Raising The Gas Tax: Auto Execs Push An Unpopular Solution

November 4, 2009

We’ve been here before. The government mandates more fuel-efficient vehicles across the board, yet the American public continues to gravitate toward what’s big and powerful.

Barring this era of greater responsibility and restraint, which might pass like a fleeting fancy with the recession, why not pick the bigger or more powerful car, we say?

A lot of things are different this time around, though. Perhaps most remarkably, quite a few executives of automakers and major auto-supplier companies are voicing out in favor of higher fuel taxes—of more rigorous regulation of what types of vehicles can be built and sold—as a way of reducing our consumption.

Gas At $4.89

Gas At $4.89

At the Reuters Auto Summit in Detroit, executives said that $4-a-gallon gas would have more of an affect on national fuel usage than the $25 billion Energy Department loan program approved by Congress earlier this year.

"We've got to continue to raise taxes in the United States so that, by the end of the next decade, gas is about $8 a gallon in today's terms," said Dura Automotive CEO Tim Leuliette, according to Reuters. Leuliette called the U.S. auto market “an artificial environment.”

Executives are suggesting a gradually rising fuel tax—more specifically, one that’s ‘floating,’ meaning that it would help moderate sharp price swings brought about by refinery issues, or politics.

Naysayers will likely insist that this will destroy the American lifestyle, but at the same time the American lifestyle often involves ridiculously long, time-consuming commutes that might be financially impractical nearly anywhere else in the world.

Clearly in brainstorm mode, the execs included some ideas clearly not quite ready for public consumption. Jerry York, the longtime advisor to billionaire auto-industry investor Kirk Kerkorian (and former GM board member), advocated some sort of subsidy system, like food stamps, to help low-income Americans get past the blow of the higher taxes.

Without it, the tougher fuel economy regulations—ramping up to a federally mandated 35.5-mpg fleet average by 2016—are going to be a bitter pill to swallow. Among the most fuel-efficient models for 2010, the Toyota Prius still reigns king, at 50 mpg (51/48 mpg city/highway); only the 2010 Honda Insight and Civic Hybrid manage to pass 40 mpg with their EPA Combined numbers. And that's hardly enough to displace the hundreds of thousands, if not millions, of much lower-mileage trucks and performance vehicles that the public will still crave.

The final figure comes after a $7,500 federal rebate

The final figure comes after a $7,500 federal rebate

There’s already evidence that the restraint is fleeting, with more shoppers looking back longingly to larger and less-efficient vehicles.
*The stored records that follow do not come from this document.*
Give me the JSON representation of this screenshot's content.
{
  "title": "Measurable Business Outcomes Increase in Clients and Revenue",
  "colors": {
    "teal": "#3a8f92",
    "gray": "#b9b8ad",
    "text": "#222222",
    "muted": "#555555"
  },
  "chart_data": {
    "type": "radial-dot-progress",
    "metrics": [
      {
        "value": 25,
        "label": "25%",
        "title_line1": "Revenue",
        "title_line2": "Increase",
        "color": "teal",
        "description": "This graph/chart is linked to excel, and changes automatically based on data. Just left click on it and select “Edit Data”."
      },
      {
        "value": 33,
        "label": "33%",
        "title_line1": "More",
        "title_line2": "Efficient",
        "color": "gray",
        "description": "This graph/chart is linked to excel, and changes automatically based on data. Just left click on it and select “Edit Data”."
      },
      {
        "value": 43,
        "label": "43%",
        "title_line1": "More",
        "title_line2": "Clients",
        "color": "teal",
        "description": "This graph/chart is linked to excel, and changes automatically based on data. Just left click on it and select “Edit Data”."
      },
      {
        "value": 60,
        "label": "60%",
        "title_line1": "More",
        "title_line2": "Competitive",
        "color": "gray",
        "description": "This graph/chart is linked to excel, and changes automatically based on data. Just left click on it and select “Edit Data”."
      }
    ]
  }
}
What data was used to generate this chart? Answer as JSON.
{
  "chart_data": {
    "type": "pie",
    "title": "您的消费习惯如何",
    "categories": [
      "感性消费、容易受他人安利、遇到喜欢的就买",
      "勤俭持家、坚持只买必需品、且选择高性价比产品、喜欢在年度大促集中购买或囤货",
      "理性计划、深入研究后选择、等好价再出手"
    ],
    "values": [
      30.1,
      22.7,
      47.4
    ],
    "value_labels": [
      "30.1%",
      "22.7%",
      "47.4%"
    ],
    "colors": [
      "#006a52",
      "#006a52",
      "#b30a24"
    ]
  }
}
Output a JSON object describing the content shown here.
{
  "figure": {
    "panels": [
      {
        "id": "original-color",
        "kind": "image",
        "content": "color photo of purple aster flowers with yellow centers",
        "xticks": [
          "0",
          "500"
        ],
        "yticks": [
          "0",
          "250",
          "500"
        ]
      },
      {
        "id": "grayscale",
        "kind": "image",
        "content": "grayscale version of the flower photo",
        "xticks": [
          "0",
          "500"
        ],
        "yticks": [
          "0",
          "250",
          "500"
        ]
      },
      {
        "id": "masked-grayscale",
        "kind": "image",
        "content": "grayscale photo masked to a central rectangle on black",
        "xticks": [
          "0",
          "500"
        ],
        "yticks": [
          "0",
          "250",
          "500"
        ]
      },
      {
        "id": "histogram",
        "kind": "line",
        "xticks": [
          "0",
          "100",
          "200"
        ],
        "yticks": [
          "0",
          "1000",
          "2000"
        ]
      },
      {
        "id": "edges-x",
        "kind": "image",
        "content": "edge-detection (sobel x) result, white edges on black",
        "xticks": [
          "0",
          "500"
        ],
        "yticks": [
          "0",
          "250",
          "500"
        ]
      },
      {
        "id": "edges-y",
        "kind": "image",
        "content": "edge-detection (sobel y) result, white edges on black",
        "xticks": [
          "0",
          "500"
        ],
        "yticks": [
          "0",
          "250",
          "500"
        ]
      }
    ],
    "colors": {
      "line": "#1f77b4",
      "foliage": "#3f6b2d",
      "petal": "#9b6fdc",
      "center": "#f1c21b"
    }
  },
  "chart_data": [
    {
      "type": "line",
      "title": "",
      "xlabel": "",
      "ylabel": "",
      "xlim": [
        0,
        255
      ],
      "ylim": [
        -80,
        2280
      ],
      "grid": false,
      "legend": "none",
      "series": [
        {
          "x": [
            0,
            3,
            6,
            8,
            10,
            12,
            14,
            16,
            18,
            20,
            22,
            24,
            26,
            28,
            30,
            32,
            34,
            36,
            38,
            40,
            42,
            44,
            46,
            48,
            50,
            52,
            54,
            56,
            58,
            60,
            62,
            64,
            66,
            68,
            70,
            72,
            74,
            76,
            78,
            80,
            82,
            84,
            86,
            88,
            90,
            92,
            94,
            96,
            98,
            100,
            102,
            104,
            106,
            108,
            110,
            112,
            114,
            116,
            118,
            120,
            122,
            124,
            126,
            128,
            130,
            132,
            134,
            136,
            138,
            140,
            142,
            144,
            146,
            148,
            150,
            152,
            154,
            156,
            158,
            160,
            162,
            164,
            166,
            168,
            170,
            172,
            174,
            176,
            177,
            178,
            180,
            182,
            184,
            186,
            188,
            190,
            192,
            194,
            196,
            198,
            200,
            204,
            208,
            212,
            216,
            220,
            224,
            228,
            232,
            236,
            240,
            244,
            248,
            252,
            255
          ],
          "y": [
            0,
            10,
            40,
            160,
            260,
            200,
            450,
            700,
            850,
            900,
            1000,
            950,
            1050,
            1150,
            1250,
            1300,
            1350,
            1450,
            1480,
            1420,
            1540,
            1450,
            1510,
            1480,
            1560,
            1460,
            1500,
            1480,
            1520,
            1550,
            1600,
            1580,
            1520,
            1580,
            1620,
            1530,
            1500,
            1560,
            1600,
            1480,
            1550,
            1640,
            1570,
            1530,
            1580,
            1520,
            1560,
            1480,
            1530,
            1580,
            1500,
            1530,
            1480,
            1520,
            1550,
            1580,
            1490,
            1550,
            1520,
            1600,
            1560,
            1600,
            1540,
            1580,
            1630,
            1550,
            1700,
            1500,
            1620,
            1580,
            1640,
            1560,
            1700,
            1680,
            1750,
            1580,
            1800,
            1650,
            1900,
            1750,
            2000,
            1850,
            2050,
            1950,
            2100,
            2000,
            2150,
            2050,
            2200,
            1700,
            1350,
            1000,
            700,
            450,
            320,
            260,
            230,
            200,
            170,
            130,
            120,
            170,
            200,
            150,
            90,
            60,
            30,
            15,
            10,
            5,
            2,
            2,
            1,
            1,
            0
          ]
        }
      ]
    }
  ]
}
Will shoppers want to buy more fuel-efficient vehicles—like GM’s upcoming Chevy Volt—in large enough numbers to make a difference and offset the continued production of large trucks? Perhaps only if gas prices are higher.

Of course, the executives and investors are looking for profitability, not popularity, and a way to limit future regulation on products. And there is one little obstacle: getting the American public to think that this is a good idea. Until then, it’s political suicide.